The good news for lenders

Nevertheless, there is much for lenders to like in the scheme. Most notably, it’s cost. Originally estimated at over £11 billion, the scheme has now been downgraded to £9.1bn. The estimated number of affected agreements has also reduced by almost 2 million, to an estimated 12.1 million agreements following consultation. 

The FCA have also made various exclusions from the scheme. These include cases with low commission (below £120 for pre-2014 and £150 for post-2014 agreements); cases where interest wasn’t charged; and cases where a DCA was in place but was not actually used to earn discretionary commission. The FCA have also excluded the top 0.5% by value of agreements from consideration, for they were considered unsuitable for a mass redress scheme.

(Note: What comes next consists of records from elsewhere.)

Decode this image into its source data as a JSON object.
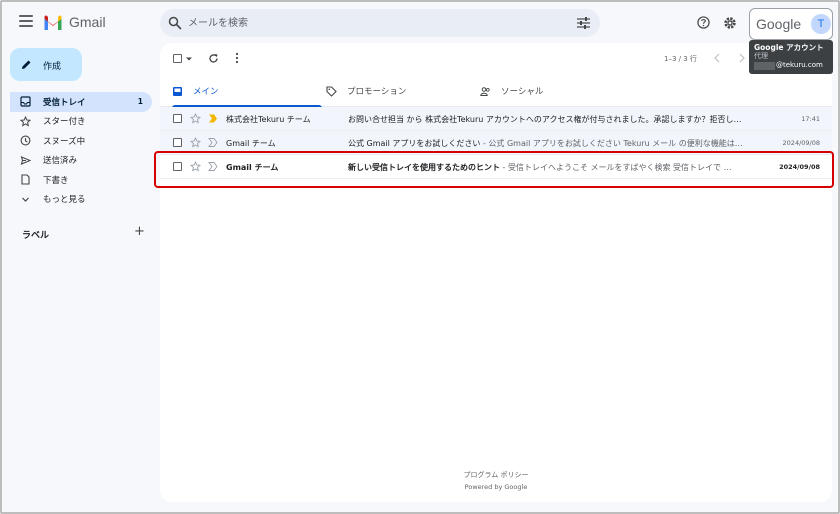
{
  "app": {
    "logo_text": "Gmail"
  },
  "search": {
    "placeholder": "メールを検索",
    "value": ""
  },
  "account": {
    "brand": "Google",
    "avatar_letter": "T",
    "tooltip_title": "Google アカウント",
    "tooltip_sub": "代理",
    "tooltip_email": "@tekuru.com"
  },
  "compose": {
    "label": "作成"
  },
  "sidebar": {
    "items": [
      {
        "label": "受信トレイ",
        "count": "1",
        "icon": "inbox-icon",
        "active": true
      },
      {
        "label": "スター付き",
        "count": "",
        "icon": "star-icon",
        "active": false
      },
      {
        "label": "スヌーズ中",
        "count": "",
        "icon": "clock-icon",
        "active": false
      },
      {
        "label": "送信済み",
        "count": "",
        "icon": "send-icon",
        "active": false
      },
      {
        "label": "下書き",
        "count": "",
        "icon": "draft-icon",
        "active": false
      },
      {
        "label": "もっと見る",
        "count": "",
        "icon": "chevron-down-icon",
        "active": false
      }
    ],
    "labels_heading": "ラベル",
    "labels_add": "+"
  },
  "toolbar": {
    "pager": "1–3 / 3 行"
  },
  "tabs": [
    {
      "label": "メイン",
      "active": true
    },
    {
      "label": "プロモーション",
      "active": false
    },
    {
      "label": "ソーシャル",
      "active": false
    }
  ],
  "emails": [
    {
      "sender": "株式会社Tekuru チーム",
      "subject": "お問い合せ担当 から 株式会社Tekuru アカウントへのアクセス権が付与されました。承認しますか？拒否し…",
      "snippet": "",
      "date": "17:41",
      "unread": false,
      "important": true
    },
    {
      "sender": "Gmail チーム",
      "subject": "公式 Gmail アプリをお試しください",
      "snippet": " - 公式 Gmail アプリをお試しください Tekuru メール の便利な機能は…",
      "date": "2024/09/08",
      "unread": false,
      "important": false
    },
    {
      "sender": "Gmail チーム",
      "subject": "新しい受信トレイを使用するためのヒント",
      "snippet": " - 受信トレイへようこそ メールをすばやく検索 受信トレイで …",
      "date": "2024/09/08",
      "unread": true,
      "important": false
    }
  ],
  "footer": {
    "policy": "プログラム ポリシー",
    "powered": "Powered by Google"
  },
  "colors": {
    "accent": "#0b57d0",
    "compose_bg": "#c2e7ff",
    "active_nav": "#d3e3fd",
    "highlight_border": "#d50000",
    "important_marker": "#f2b600"
  }
}
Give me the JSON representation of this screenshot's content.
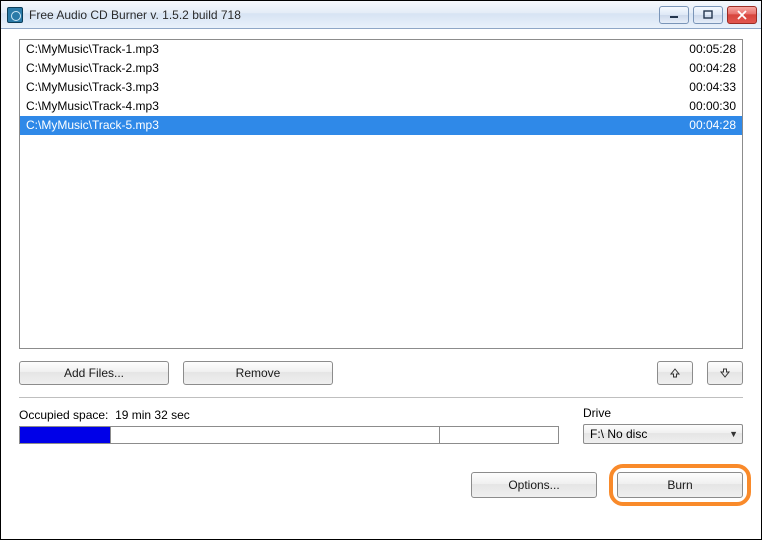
{
  "window": {
    "title": "Free Audio CD Burner  v. 1.5.2 build 718"
  },
  "tracks": [
    {
      "path": "C:\\MyMusic\\Track-1.mp3",
      "duration": "00:05:28",
      "selected": false
    },
    {
      "path": "C:\\MyMusic\\Track-2.mp3",
      "duration": "00:04:28",
      "selected": false
    },
    {
      "path": "C:\\MyMusic\\Track-3.mp3",
      "duration": "00:04:33",
      "selected": false
    },
    {
      "path": "C:\\MyMusic\\Track-4.mp3",
      "duration": "00:00:30",
      "selected": false
    },
    {
      "path": "C:\\MyMusic\\Track-5.mp3",
      "duration": "00:04:28",
      "selected": true
    }
  ],
  "buttons": {
    "add_files": "Add Files...",
    "remove": "Remove",
    "options": "Options...",
    "burn": "Burn"
  },
  "status": {
    "occupied_label": "Occupied space:",
    "occupied_value": "19 min 32 sec",
    "progress_percent": 17
  },
  "drive": {
    "label": "Drive",
    "selected": "F:\\ No disc"
  }
}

Whilst the most serious cases (around 90,000 customers) will receive all commission plus interest, the FCA have capped the level of compensation payable in around one third of cases to the lower of (a) 95% of the commission, plus interest, or (b) the total cost of credit. There is a difference of approach between the pre-2014 and post-2014 as regards DCA loans, reflecting the higher average APR rates of interest applied to those loans. The guiding principle is that no consumer should be compensated more than if they had been treated fairly.

Implementation

The FCA have also allowed for a short implementation period so that firms can prepare for the scheme. For pre-2014 loans, this period will end on 31 August 2026. For loans taken out after 1 April 2014, the period will end on 30 June 2026. The FCA’s hope is that millions of consumers will be compensated this year, with the remainder finalised by the end of 2027.

Conclusion

The scheme follows a consultation period which garnered over 1,000 responses. The FCA appear to have made changes to the scheme to accommodate some of the consultation feedback. The backdating of claims to 2007 is still likely to be a bone of contention, though the overall scheme is perhaps better than many lenders might have feared. 

With billions of pounds at stake, lenders will nevertheless be closely scrutinising the scheme, and there will no doubt be much more to come in the coming days and weeks as the detail is absorbed.